A diferença entre erro de fato e erro de direito é essencial para entender essa questão.
O erro de fato ocorre quando o árbitro erra na interpretação ou na aplicação do que viu – como marcar um pênalti inexistente, validar um gol em impedimento ou não perceber uma falta. Mesmo que o equívoco seja evidente, ele faz parte do julgamento técnico e não gera direito à anulação.
Já o erro de direito acontece quando o árbitro aplica de forma errada a própria regra do jogo. Ou seja, toma uma decisão contrária à norma escrita. É o caso, por exemplo, de reiniciar uma partida com um procedimento incorreto previsto na regra, aplicar punição a jogador errado após conferência do VAR, ou permitir uma substituição irregular que altere o resultado da partida.
A distinção é clara nas normas da FIFA e da CBF: decisões do árbitro sobre fatos de jogo são definitivas, salvo quando houver erro de direito devidamente comprovado.

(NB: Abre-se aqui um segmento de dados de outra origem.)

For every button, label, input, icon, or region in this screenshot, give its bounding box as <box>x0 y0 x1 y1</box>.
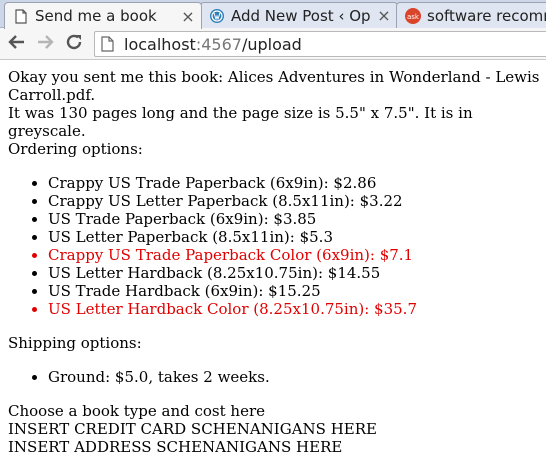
ordering-option-color: US Letter Hardback Color (8.25x10.75in):… <box>48 300 544 318</box>
credit-card-placeholder: INSERT CREDIT CARD SCHENANIGANS HERE <box>8 420 377 438</box>
close-tab-icon[interactable]: × <box>375 6 393 25</box>
ordering-option: US Letter Paperback (8.5x11in): $5.3 <box>48 228 544 246</box>
shipping-options-list: Ground: $5.0, takes 2 weeks. <box>48 368 544 386</box>
url-port: :4567 <box>195 34 242 54</box>
choose-book-text: Choose a book type and cost here <box>8 402 266 420</box>
url-path: /upload <box>241 34 302 54</box>
tab-software-recommendations[interactable]: ask software recomm <box>396 2 546 28</box>
ask-icon: ask <box>405 7 421 24</box>
tab-add-new-post[interactable]: Add New Post ‹ Op × <box>200 2 398 28</box>
ordering-option: US Trade Hardback (6x9in): $15.25 <box>48 282 544 300</box>
ordering-option-color: Crappy US Trade Paperback Color (6x9in):… <box>48 246 544 264</box>
tab-title: software recomm <box>427 6 546 25</box>
ordering-option: US Trade Paperback (6x9in): $3.85 <box>48 210 544 228</box>
ordering-option: Crappy US Trade Paperback (6x9in): $2.86 <box>48 174 544 192</box>
wordpress-icon <box>209 8 225 24</box>
svg-text:ask: ask <box>407 13 420 21</box>
ordering-option: Crappy US Letter Paperback (8.5x11in): $… <box>48 192 544 210</box>
ordering-heading: Ordering options: <box>8 140 143 158</box>
forward-arrow-icon <box>36 34 54 54</box>
close-tab-icon[interactable]: × <box>179 7 197 26</box>
shipping-option: Ground: $5.0, takes 2 weeks. <box>48 368 544 386</box>
ordering-option: US Letter Hardback (8.25x10.75in): $14.5… <box>48 264 544 282</box>
book-info-line: Okay you sent me this book: Alices Adven… <box>8 68 540 104</box>
url-text: localhost:4567/upload <box>124 35 302 54</box>
address-placeholder: INSERT ADDRESS SCHENANIGANS HERE <box>8 438 343 456</box>
page-icon <box>101 36 115 52</box>
tab-strip: Send me a book × Add New Post ‹ Op × ask… <box>0 0 546 29</box>
forward-button[interactable] <box>34 34 56 54</box>
back-button[interactable] <box>6 34 28 54</box>
url-host: localhost <box>124 34 196 54</box>
page-content: Okay you sent me this book: Alices Adven… <box>8 68 544 456</box>
browser-toolbar: localhost:4567/upload <box>0 28 546 60</box>
shipping-heading: Shipping options: <box>8 334 142 352</box>
back-arrow-icon <box>8 34 26 54</box>
book-size-line: It was 130 pages long and the page size … <box>8 104 473 140</box>
tab-title: Send me a book <box>35 7 157 25</box>
document-icon <box>13 8 29 24</box>
tab-send-me-a-book[interactable]: Send me a book × <box>4 2 202 29</box>
reload-button[interactable] <box>63 34 85 54</box>
address-bar[interactable]: localhost:4567/upload <box>94 31 546 57</box>
ordering-options-list: Crappy US Trade Paperback (6x9in): $2.86… <box>48 174 544 318</box>
reload-icon <box>65 33 83 55</box>
tab-title: Add New Post ‹ Op <box>231 6 371 25</box>
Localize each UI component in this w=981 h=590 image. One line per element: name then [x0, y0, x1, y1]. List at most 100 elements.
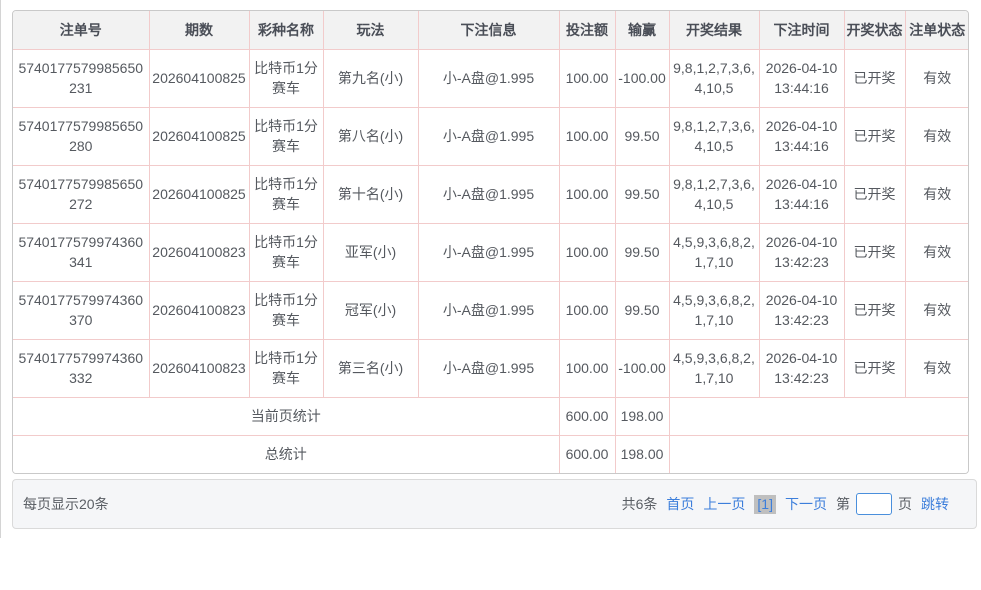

Casos assim são excepcionais. O mais conhecido no Brasil ocorreu em 2005, quando o STJD anulou partidas do Campeonato Brasileiro por conta da manipulação de resultados, não por erro de arbitragem, mas por fraude comprovada.
Em tempos de VAR, o debate ganhou novas nuances, mas o princípio permanece: a Justiça Desportiva não reavalia interpretações técnicas, apenas aplica o direito quando há violação das regras do jogo.
Em resumo, o futebol admite erro humano, o que não admite é a aplicação errada da lei do jogo.